Dunning-Kruger Etkisi adıyla literatüre geçen teorinin, Türk sağduyusunun yüzyıllardır “Cahil Cesareti” dediği bir olgu olduğunu biliyor muydunuz?
Dunning-Kruger Etkisi ya da Kruger ve David Dunning’in tarihe geçmelerine vesile olan bulguları, yani Dunning-Kruger Etkisi adıyla literatüre geçen teorinin, Türk sağduyusunun yüzyıllardır “Cahil Cesareti” dediği bir olgu olduğunu biliyor muydunuz?
Journal of Personality and Social Psychology’nin Aralık 1999 tarihli sayısında yayımlanan teorileri özetle Cehalet, gerçek bilginin aksine, bireyin kendine olan güvenini artırır” der.
2000 yılında Nobel kazandıkları Dunning ve Kruger bu çalışmalarıyla bu bilinçsizliği, kronik kendi kendini değerlendirme (auto-evaluation) yeteneksizliğine bağlıyorlar.
Metin çözme, araç kullanma, tenis oynama gibi çeşitli alanlarda yapılan araştırmaların sonucunda şu bulgulara ulaşılmıştır;
-Niteliksiz insanlar ne ölçüde niteliksiz olduklarını fark edemezler.
-Niteliksiz insanlar, niteliklerini abartma eğilimindedir.
-Niteliksiz insanlar, gerçekten nitelikli insanların niteliklerini görüp anlamaktan da acizdirler.
-Eğer nitelikleri, belli bir eğitimle, antrenmanla artırılırsa, aynı niteliksiz insanlar, niteliksizliklerinin farkına varmaya başlarlar.
İki uzman daha sonra, bu teorilerini test etme fırsatı da buldular.
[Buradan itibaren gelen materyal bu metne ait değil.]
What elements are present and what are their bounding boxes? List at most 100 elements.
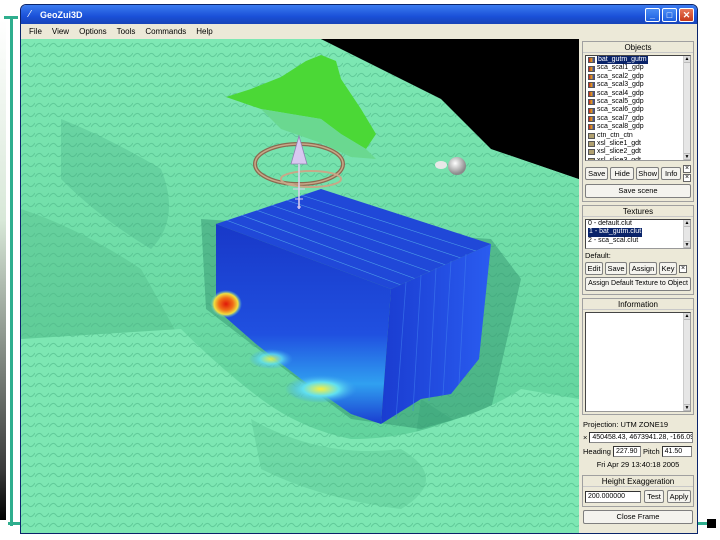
list-item[interactable]: sca_scal4_gdp xyxy=(586,90,690,98)
textures-close-icon[interactable]: × xyxy=(679,264,687,273)
list-item-label: ctn_ctn_ctn xyxy=(597,131,633,139)
list-item-label: sca_scal4_gdp xyxy=(597,89,644,97)
textures-title: Textures xyxy=(583,206,693,217)
scroll-down-icon[interactable]: ▼ xyxy=(684,241,690,248)
objects-show-button[interactable]: Show xyxy=(635,167,660,180)
list-item[interactable]: 2 - sca_scal.clut xyxy=(586,237,690,245)
object-type-icon xyxy=(588,107,595,114)
timestamp: Fri Apr 29 13:40:18 2005 xyxy=(596,460,680,469)
list-item[interactable]: xsl_slice1_gdt xyxy=(586,140,690,148)
information-text-area[interactable]: ▲ ▼ xyxy=(585,312,691,412)
hot-anomaly xyxy=(210,290,242,318)
information-scrollbar[interactable]: ▲ ▼ xyxy=(683,313,690,411)
slide-gradient-bar xyxy=(0,20,6,520)
object-type-icon xyxy=(588,149,595,156)
texture-assign-button[interactable]: Assign xyxy=(629,262,657,275)
object-type-icon xyxy=(588,73,595,80)
objects-hide-button[interactable]: Hide xyxy=(610,167,634,180)
heading-label: Heading xyxy=(583,447,611,456)
texture-save-button[interactable]: Save xyxy=(605,262,627,275)
information-title: Information xyxy=(583,299,693,310)
close-button[interactable]: ✕ xyxy=(679,7,694,22)
height-exaggeration-field[interactable]: 200.000000 xyxy=(585,490,641,503)
menu-bar: File View Options Tools Commands Help xyxy=(21,24,697,39)
list-item[interactable]: sca_scal5_gdp xyxy=(586,98,690,106)
3d-viewport[interactable] xyxy=(21,39,579,533)
list-item-label: 0 - default.clut xyxy=(588,220,632,227)
object-type-icon xyxy=(588,124,595,131)
menu-help[interactable]: Help xyxy=(191,27,217,36)
object-type-icon xyxy=(588,157,595,160)
list-item[interactable]: ctn_ctn_ctn xyxy=(586,132,690,140)
menu-view[interactable]: View xyxy=(47,27,74,36)
menu-commands[interactable]: Commands xyxy=(140,27,191,36)
list-item-label: sca_scal5_gdp xyxy=(597,97,644,105)
scroll-up-icon[interactable]: ▲ xyxy=(684,56,690,63)
list-item-label: xsl_slice2_gdt xyxy=(597,148,641,156)
objects-list[interactable]: bat_gutm_gutm sca_scal1_gdp sca_scal2_gdp s… xyxy=(585,55,691,161)
list-item-label: 1 - bat_gutm.clut xyxy=(588,228,643,237)
objects-title: Objects xyxy=(583,42,693,53)
control-panel: Objects bat_gutm_gutm sca_scal1_gdp sca_sc… xyxy=(579,39,697,533)
assign-default-texture-button[interactable]: Assign Default Texture to Object xyxy=(585,277,691,291)
projection-label: Projection: xyxy=(583,420,619,429)
list-item[interactable]: sca_scal6_gdp xyxy=(586,106,690,114)
list-item[interactable]: sca_scal8_gdp xyxy=(586,123,690,131)
slide-accent-line-left xyxy=(10,16,13,526)
scroll-down-icon[interactable]: ▼ xyxy=(684,153,690,160)
textures-scrollbar[interactable]: ▲ ▼ xyxy=(683,220,690,248)
list-item[interactable]: sca_scal2_gdp xyxy=(586,73,690,81)
height-test-button[interactable]: Test xyxy=(644,490,664,503)
textures-group: Textures 0 - default.clut 1 - bat_gutm.cl… xyxy=(582,205,694,295)
objects-group: Objects bat_gutm_gutm sca_scal1_gdp sca_sc… xyxy=(582,41,694,202)
textures-list[interactable]: 0 - default.clut 1 - bat_gutm.clut 2 - sca… xyxy=(585,219,691,249)
app-icon[interactable]: ⁄ xyxy=(24,9,36,21)
object-type-icon xyxy=(588,57,595,64)
light-sphere xyxy=(448,157,466,175)
list-item-label: bat_gutm_gutm xyxy=(597,56,648,65)
objects-scrollbar[interactable]: ▲ ▼ xyxy=(683,56,690,160)
list-item[interactable]: 0 - default.clut xyxy=(586,220,690,228)
list-item[interactable]: sca_scal3_gdp xyxy=(586,81,690,89)
scroll-up-icon[interactable]: ▲ xyxy=(684,313,690,320)
objects-close-icon-2[interactable]: × xyxy=(682,174,691,182)
heading-field[interactable]: 227.90 xyxy=(612,446,641,457)
default-label: Default: xyxy=(585,251,611,260)
list-item[interactable]: xsl_slice3_gdt xyxy=(586,156,690,161)
list-item-label: 2 - sca_scal.clut xyxy=(588,236,639,244)
objects-info-button[interactable]: Info xyxy=(661,167,681,180)
list-item-label: xsl_slice1_gdt xyxy=(597,139,641,147)
object-type-icon xyxy=(588,99,595,106)
objects-close-icon[interactable]: × xyxy=(682,165,691,173)
coords-marker: × xyxy=(583,433,588,442)
list-item[interactable]: xsl_slice2_gdt xyxy=(586,148,690,156)
title-bar[interactable]: ⁄ GeoZui3D _ □ ✕ xyxy=(21,5,697,24)
scroll-down-icon[interactable]: ▼ xyxy=(684,404,690,411)
texture-edit-button[interactable]: Edit xyxy=(585,262,603,275)
list-item[interactable]: sca_scal1_gdp xyxy=(586,64,690,72)
object-type-icon xyxy=(588,82,595,89)
save-scene-button[interactable]: Save scene xyxy=(585,184,691,198)
projection-section: Projection: UTM ZONE19 × 450458.43, 4673… xyxy=(582,418,694,469)
minimize-button[interactable]: _ xyxy=(645,7,660,22)
objects-save-button[interactable]: Save xyxy=(585,167,609,180)
projection-value: UTM ZONE19 xyxy=(620,420,669,429)
height-apply-button[interactable]: Apply xyxy=(667,490,691,503)
menu-options[interactable]: Options xyxy=(74,27,112,36)
coordinates-field[interactable]: 450458.43, 4673941.28, -166.09 xyxy=(589,432,693,443)
list-item[interactable]: bat_gutm_gutm xyxy=(586,56,690,65)
list-item-label: xsl_slice3_gdt xyxy=(597,156,641,161)
close-frame-button[interactable]: Close Frame xyxy=(583,510,693,524)
object-type-icon xyxy=(588,115,595,122)
menu-file[interactable]: File xyxy=(24,27,47,36)
textures-buttons: Edit Save Assign Key × xyxy=(583,260,693,277)
texture-key-button[interactable]: Key xyxy=(659,262,677,275)
maximize-button[interactable]: □ xyxy=(662,7,677,22)
pitch-field[interactable]: 41.50 xyxy=(661,446,692,457)
list-item-label: sca_scal2_gdp xyxy=(597,72,644,80)
menu-tools[interactable]: Tools xyxy=(112,27,141,36)
scroll-up-icon[interactable]: ▲ xyxy=(684,220,690,227)
list-item[interactable]: sca_scal7_gdp xyxy=(586,115,690,123)
list-item[interactable]: 1 - bat_gutm.clut xyxy=(586,228,690,237)
list-item-label: sca_scal3_gdp xyxy=(597,81,644,89)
Cornell Üniversitesi’nden 45 öğrenciye bir test yaptılar, çeşitli sorular sordular. Ardından öğrencilerden Testin sonucunda ne kadar başarılı olacaklarını tahmin etmelerini istediler.
En başarısızların (yani sadece yüzde 10 ve daha az doğru cevap verenlerin), testin yüzde 60’ına doğru cevap verdiklerine, ayrıca iyi günlerinde olsalar yüzde 70’e ulaşabileceklerine inandıkları ortaya çıktı.
En iyilerin (yani en az yüzde 90 doğru sonuç alanların) en alçak gönüllü denekler olduğu (soruların yüzde 70’ine doğru cevap verdiklerini düşündükleri) görüldü.
Öyle ki, işinde çok iyi olduğuna yürekten inanan yetersiz, kendini ve yaptıklarını övmekten, her işte öne çıkmaktan ve haddi olmayan görevlere talip olmaktan en küçük bir rahatsızlık duymayacaktır. Aksine bunu bir “hak” olarak görecektir. “Uyanıklık ve özel beceri” olarak kabullenecektir.
Üstleri tarafından günü kurtarma düşüncesi ile bir göreve getirildiğinde ise yıllardır yaptığı yanlışlıkları bir tarafa atıp her şeyi doğru yaptığını düşünerek Seçilmiş Kişi havasında yaşamayı da sürdürebileceklerdir.
Bu arada, gerçekten bilgili ve yetenekli insanlar ise çalışma hayatında Fazla alçak gönüllü” davranarak kendilerine haksızlık edecekler, öne çıkmayacaklar, yüksek görevlere kendiliklerinden talip olmayacaklar, kıymetlerinin bilinmesini bekleyecekler vemuhtemelen üstleri tarafından ihtiras eksikliği ve yetersizlik ile suçlanacaklardır. Bu tip insanların üstleri de zaten genelde aynı yoldan geçmiş insanlardır.